Realitas di atas, seolah telah menjadi sesuatu yang lumrah. Baik dalam dunia politik, sosial, budaya, pendidikan hingga agama. Dalam ranah politik misalnya, ketika kita berbeda pilihan, sering kali kita menyalahkan orang lain yang memiliki pilihan lain yang berbeda dengan kita. Maaf, lalu tanpa ragu, kita lantas menyalahkan orang tersebut. Berbagai macam suara hitam serta bahasa duri yang mencekam pun keluar dan terbang mengudara. Endingnya, pertikaian lantas merajalela.
Begitu pun dengan sosial kemasyarakatan. Saat orang lain melakukan sesuatu yang menurut kita keliru, maaf, tanpa sedikit pun beban, kita lantas mencegah bahkan melarangnya.

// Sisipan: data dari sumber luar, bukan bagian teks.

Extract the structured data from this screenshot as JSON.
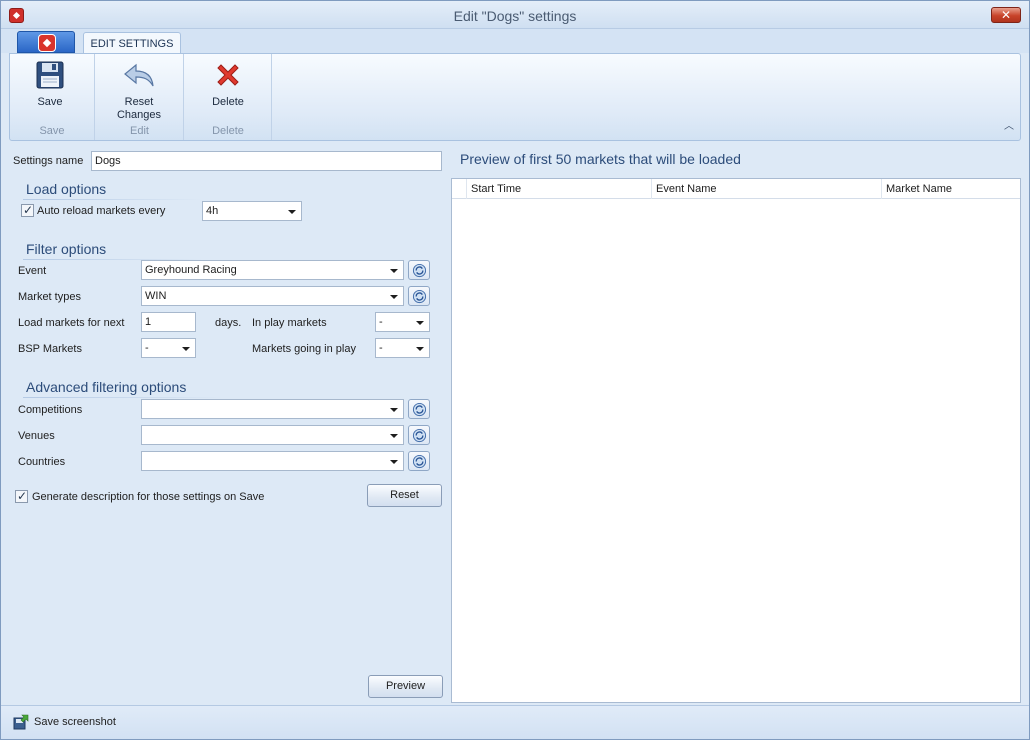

Terkadang, kita pun tak segan-segan melawan dengan berbagai macam cara yang tak pernah kita pikirkan sebelumnya, apakah cara tersebut merugikan pihak lain atau tidak. Yang pasti, mati-matian kita hadang. Adapun asas yang kita pakai adalah kebenaran. Sayang, tanpa disadari, kita hanya bergelut pada kebenaran yang bersifat relatif saja.
Hal yang sama, terjadi pula pada ruang agama dan budaya. Sering kali, kebiasaan orang terkait dengan kebaikan dalam suatu negeri yang dilakukan, kita anggap mereka melakukan sesuatu yang bukan-bukan. Maaf, kita kemudian membandingkan dengan apa yang biasa kita lakukan, lalu dengan entengnya kita menyalahi mereka. Bahkan tak jarang kita katakan, mereka tidak pantas disebut orang yang beragama. Na’ujubillah.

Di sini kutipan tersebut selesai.